In the 70’s Anne divorced. Having always summered in Provincetown, Massachusetts, she moved there with her family. There she began her career as an artist painting on pieces of driftwood which she sold for $10.00 a piece to passing tourists. That was thirty years ago.
Those fortunate enough to follow the progress of Anne Locke Packard’s artistry since the med-1970’s have witnessed a number of transformations in her paintings.
Initially, her art was worked on wood panels or weathered cedar shingles recycled from wind drift along the shores of Cape Cod. Later, she painted on small canvases in addition to the bookshelf sized, icon-like images that delighted and inspired viewers. These vistas of land, sea and sky glowed like jewels suspended in their own mystery.
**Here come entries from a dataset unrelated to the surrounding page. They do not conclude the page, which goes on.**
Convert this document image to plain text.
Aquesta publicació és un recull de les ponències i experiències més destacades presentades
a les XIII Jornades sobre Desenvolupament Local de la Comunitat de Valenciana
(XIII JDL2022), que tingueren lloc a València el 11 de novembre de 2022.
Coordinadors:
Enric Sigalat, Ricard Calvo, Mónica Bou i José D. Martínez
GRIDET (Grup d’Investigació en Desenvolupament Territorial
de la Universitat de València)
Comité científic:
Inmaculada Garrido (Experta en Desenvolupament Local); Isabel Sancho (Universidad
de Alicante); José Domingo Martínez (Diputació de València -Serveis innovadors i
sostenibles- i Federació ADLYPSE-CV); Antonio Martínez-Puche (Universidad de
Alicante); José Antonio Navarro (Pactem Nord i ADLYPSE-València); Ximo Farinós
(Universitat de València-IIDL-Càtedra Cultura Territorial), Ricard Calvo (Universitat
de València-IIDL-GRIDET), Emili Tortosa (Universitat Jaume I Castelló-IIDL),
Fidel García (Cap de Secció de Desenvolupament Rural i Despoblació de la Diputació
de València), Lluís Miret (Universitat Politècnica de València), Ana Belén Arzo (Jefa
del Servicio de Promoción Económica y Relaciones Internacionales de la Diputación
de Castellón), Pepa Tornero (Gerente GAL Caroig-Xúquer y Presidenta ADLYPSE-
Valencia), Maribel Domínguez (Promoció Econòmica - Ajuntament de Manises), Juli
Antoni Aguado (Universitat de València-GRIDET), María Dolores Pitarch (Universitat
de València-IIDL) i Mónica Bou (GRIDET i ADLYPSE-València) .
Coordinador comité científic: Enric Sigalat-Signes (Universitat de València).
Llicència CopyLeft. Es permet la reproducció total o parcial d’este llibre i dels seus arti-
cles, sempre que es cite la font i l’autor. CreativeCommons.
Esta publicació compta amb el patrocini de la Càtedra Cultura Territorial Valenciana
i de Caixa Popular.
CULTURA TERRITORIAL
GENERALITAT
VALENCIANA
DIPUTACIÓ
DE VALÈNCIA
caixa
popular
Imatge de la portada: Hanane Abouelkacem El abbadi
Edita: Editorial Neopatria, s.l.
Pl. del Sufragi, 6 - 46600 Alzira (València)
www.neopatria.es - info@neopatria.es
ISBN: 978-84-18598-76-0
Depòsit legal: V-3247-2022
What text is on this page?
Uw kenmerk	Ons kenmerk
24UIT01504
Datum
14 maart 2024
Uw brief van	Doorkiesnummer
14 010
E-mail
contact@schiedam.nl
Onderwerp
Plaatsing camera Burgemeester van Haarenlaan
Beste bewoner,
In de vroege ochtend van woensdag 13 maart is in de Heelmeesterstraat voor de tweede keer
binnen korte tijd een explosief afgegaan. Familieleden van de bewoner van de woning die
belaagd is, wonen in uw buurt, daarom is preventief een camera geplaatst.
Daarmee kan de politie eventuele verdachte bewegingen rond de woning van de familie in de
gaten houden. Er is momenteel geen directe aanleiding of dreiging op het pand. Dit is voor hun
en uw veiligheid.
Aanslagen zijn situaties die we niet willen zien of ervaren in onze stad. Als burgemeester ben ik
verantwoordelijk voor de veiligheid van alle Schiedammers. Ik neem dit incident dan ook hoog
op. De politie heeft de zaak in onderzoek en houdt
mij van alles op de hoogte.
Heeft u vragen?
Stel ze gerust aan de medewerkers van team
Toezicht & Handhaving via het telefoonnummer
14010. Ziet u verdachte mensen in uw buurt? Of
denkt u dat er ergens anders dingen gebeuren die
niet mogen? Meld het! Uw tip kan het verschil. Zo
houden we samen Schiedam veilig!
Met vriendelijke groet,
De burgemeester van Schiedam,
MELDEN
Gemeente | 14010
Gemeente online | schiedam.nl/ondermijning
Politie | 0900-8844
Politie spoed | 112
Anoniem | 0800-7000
As her paintings came to involve her total devotion, she studied with the late Phillip Malicoat who had trained in the Hawthorne school. He helped free her from the limited scope of working small. Packard had also studied at Bard College. Robert Motherwell saw great talent in Packard and purchased twenty-three of her paintings for his collection.
With maturity of outlook and applied discipline, new directions emerged. In recent years, Anne developed a more complex brushwork and deeper awareness of nuances in light, color and composition.
Anne’s distinctive style of painting continues to impart the narrow land’s seasonal cycles. The Mediterranean world, bathed in a parallel luminosity, has increasingly yielded subjects for her exploration.
The Cape end, to which Anne has returned time and again, continues to restore her spirit. On that unique finisterre, she has always been at home. Through her childhood by the ocean or as a young woman hawking fishing trips at the town wharf, this world apart provided nurture. Later, as a mother, she lovingly raised five children by that shore. Ultimately, as an artist, her newfound solitude freed her to express her identification with one place.
Her studio is the largest room in her bayside home. Working above the tidal edge, in sight of the harbor and the open water beyond, she is kept mindful of the suddenness of nature’s changing moods. These moods become models to be made palpable on Anne’s canvases. Thusly her painting evokes the surge of relentlessly driven winter seas as well as the tranquil planes of dunes at rest, or an inviting narrow trail winding through sheaves of sharp bladed dune grasses.
“My paintings have nothing to do with nature. It's something to do with forever going... the space behind the sky... the space behind the shadow. It's an inner world [of] emotion and yearning. I yearn to express solitude.”
'It's more of an atmosphere that I like to capture, I do paintings that are alone, not lonely, that good kind of aloneness.”
“Horizons… they are very important to me. Oftentimes, though, I just miss the horizon. I leave it out. Leave it to the viewer. I let people find their own.”